English News

Does the Fed care more about unemployment or inflation

The Federal Reserve, which operates under a dual mandate of price stability and maximum employment, appears to be tilting its focus back toward inflation after a period in which employment concerns had taken precedence, according to analysts at UBS Global Research.

UBS economist Arend Kapteyn found that the weight the Fed attributed to unemployment in setting policy had converged with, and marginally exceeded, its weight on inflation heading into early 2026, but that a stagflationary shock “emanating from the Middle East” is now shifting the balance back.

“Our impression is that the emphasis is shifting back a bit towards inflation, but confirmation will have to wait for the June Summary of Economic Projections,” Kapteyn said.

The analysis examined how changes in the Fed’s dot plot, the Federal Open Market Committee’s projection for the appropriate policy rate, responded to revisions in its own inflation and unemployment forecasts through rolling 10-quarter regressions of Summary of Economic Projections data.

The coefficients tracked the relative weight the Fed placed on each side of its mandate over time.

During the post-pandemic inflation surge, the Fed’s priority was unambiguously inflation control, a stance made easier by a labor market at or near full employment, which allowed tightening without breaching the employment side of the mandate.

As that inflation episode faded, the Fed grew increasingly concerned about a weakening labor market, and the unemployment coefficient in the rolling regression rose while the inflation coefficient fell.

By early 2026, the two coefficients had converged, with the unemployment weighting sitting marginally above the inflation weighting, suggesting a broadly balanced Fed, neither decisively hawkish nor dovish in its mandate priorities.
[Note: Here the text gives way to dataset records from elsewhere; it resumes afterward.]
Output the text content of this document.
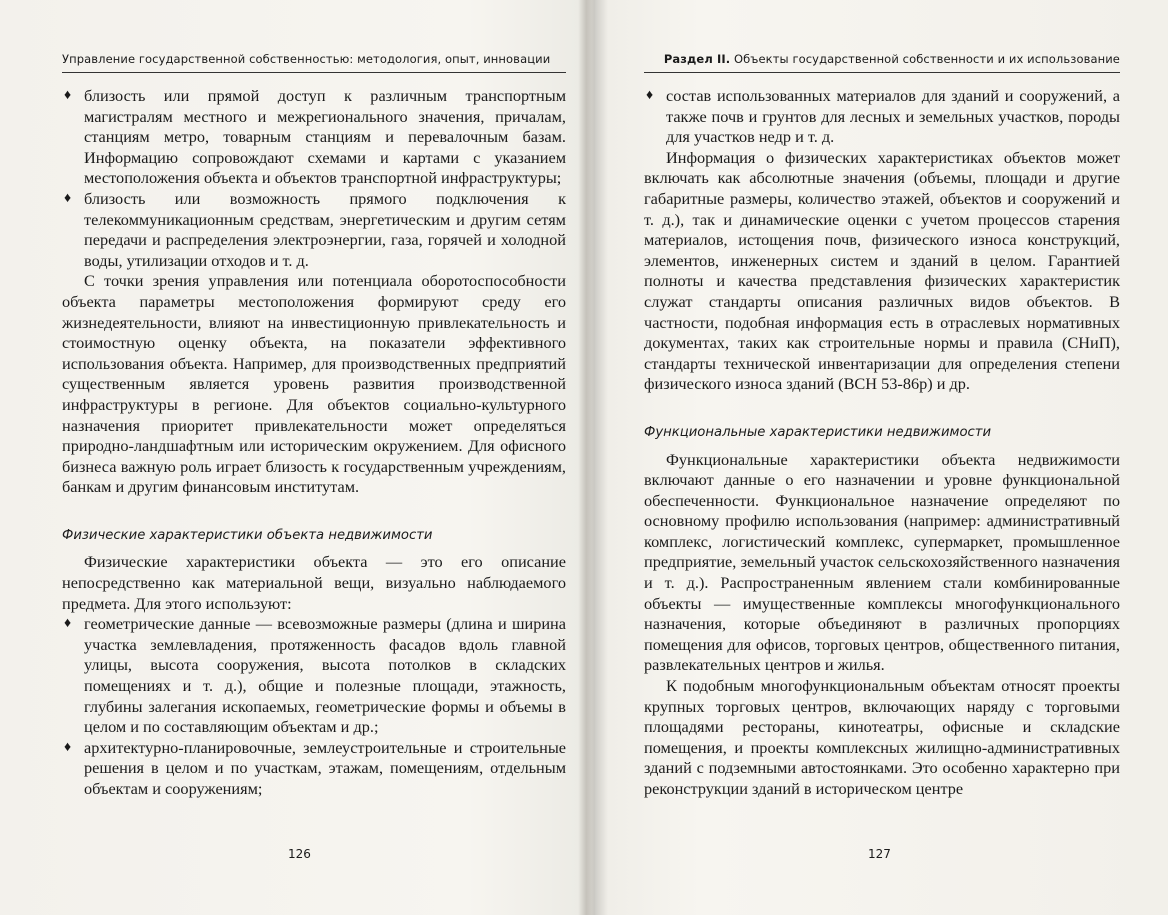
Управление государственной собственностью: методология, опыт, инновации
♦ близость или прямой доступ к различным транспортным магистралям местного и межрегионального значения, причалам, станциям метро, товарным станциям и перевалочным базам. Информацию сопровождают схемами и картами с указанием местоположения объекта и объектов транспортной инфраструктуры;
♦ близость или возможность прямого подключения к телекоммуникационным средствам, энергетическим и другим сетям передачи и распределения электроэнергии, газа, горячей и холодной воды, утилизации отходов и т. д.

С точки зрения управления или потенциала оборотоспособности объекта параметры местоположения формируют среду его жизнедеятельности, влияют на инвестиционную привлекательность и стоимостную оценку объекта, на показатели эффективного использования объекта. Например, для производственных предприятий существенным является уровень развития производственной инфраструктуры в регионе. Для объектов социально-культурного назначения приоритет привлекательности может определяться природно-ландшафтным или историческим окружением. Для офисного бизнеса важную роль играет близость к государственным учреждениям, банкам и другим финансовым институтам.

Физические характеристики объекта недвижимости

Физические характеристики объекта — это его описание непосредственно как материальной вещи, визуально наблюдаемого предмета. Для этого используют:

♦ геометрические данные — всевозможные размеры (длина и ширина участка землевладения, протяженность фасадов вдоль главной улицы, высота сооружения, высота потолков в складских помещениях и т. д.), общие и полезные площади, этажность, глубины залегания ископаемых, геометрические формы и объемы в целом и по составляющим объектам и др.;
♦ архитектурно-планировочные, землеустроительные и строительные решения в целом и по участкам, этажам, помещениям, отдельным объектам и сооружениям;
126
Раздел II. Объекты государственной собственности и их использование
♦ состав использованных материалов для зданий и сооружений, а также почв и грунтов для лесных и земельных участков, породы для участков недр и т. д.

Информация о физических характеристиках объектов может включать как абсолютные значения (объемы, площади и другие габаритные размеры, количество этажей, объектов и сооружений и т. д.), так и динамические оценки с учетом процессов старения материалов, истощения почв, физического износа конструкций, элементов, инженерных систем и зданий в целом. Гарантией полноты и качества представления физических характеристик служат стандарты описания различных видов объектов. В частности, подобная информация есть в отраслевых нормативных документах, таких как строительные нормы и правила (СНиП), стандарты технической инвентаризации для определения степени физического износа зданий (ВСН 53-86р) и др.

Функциональные характеристики недвижимости

Функциональные характеристики объекта недвижимости включают данные о его назначении и уровне функциональной обеспеченности. Функциональное назначение определяют по основному профилю использования (например: административный комплекс, логистический комплекс, супермаркет, промышленное предприятие, земельный участок сельскохозяйственного назначения и т. д.). Распространенным явлением стали комбинированные объекты — имущественные комплексы многофункционального назначения, которые объединяют в различных пропорциях помещения для офисов, торговых центров, общественного питания, развлекательных центров и жилья.

К подобным многофункциональным объектам относят проекты крупных торговых центров, включающих наряду с торговыми площадями рестораны, кинотеатры, офисные и складские помещения, и проекты комплексных жилищно-административных зданий с подземными автостоянками. Это особенно характерно при реконструкции зданий в историческом центре

127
The chart tracking the evolution of FOMC weighting from the third quarter of 2024 through the first quarter of 2026 shows the unemployment coefficient rising from near zero to above one, while the inflation coefficient fell from roughly two toward the same range. The lines crossed sometime in 2025 before settling into near-parity.

The methodology used is straightforward: if inflation projections rise while unemployment forecasts remain unchanged, yet the median funds rate projection does not move, that would indicate the Fed is placing less weight on inflation risks and leaning more dovish. The reverse would signal a hawkish tilt.

Kapteyn noted the stagflation scenario now facing the Fed is distinctly harder to navigate than the post-pandemic period, when strong growth gave policymakers room to tighten aggressively.

A simultaneous rise in inflation and unemployment would force a direct tradeoff between the two sides of the mandate, a situation the Fed largely avoided during its 2022-2023 tightening cycle.

The June SEP will be the first formal test of how the FOMC resolves that tradeoff in its published projections.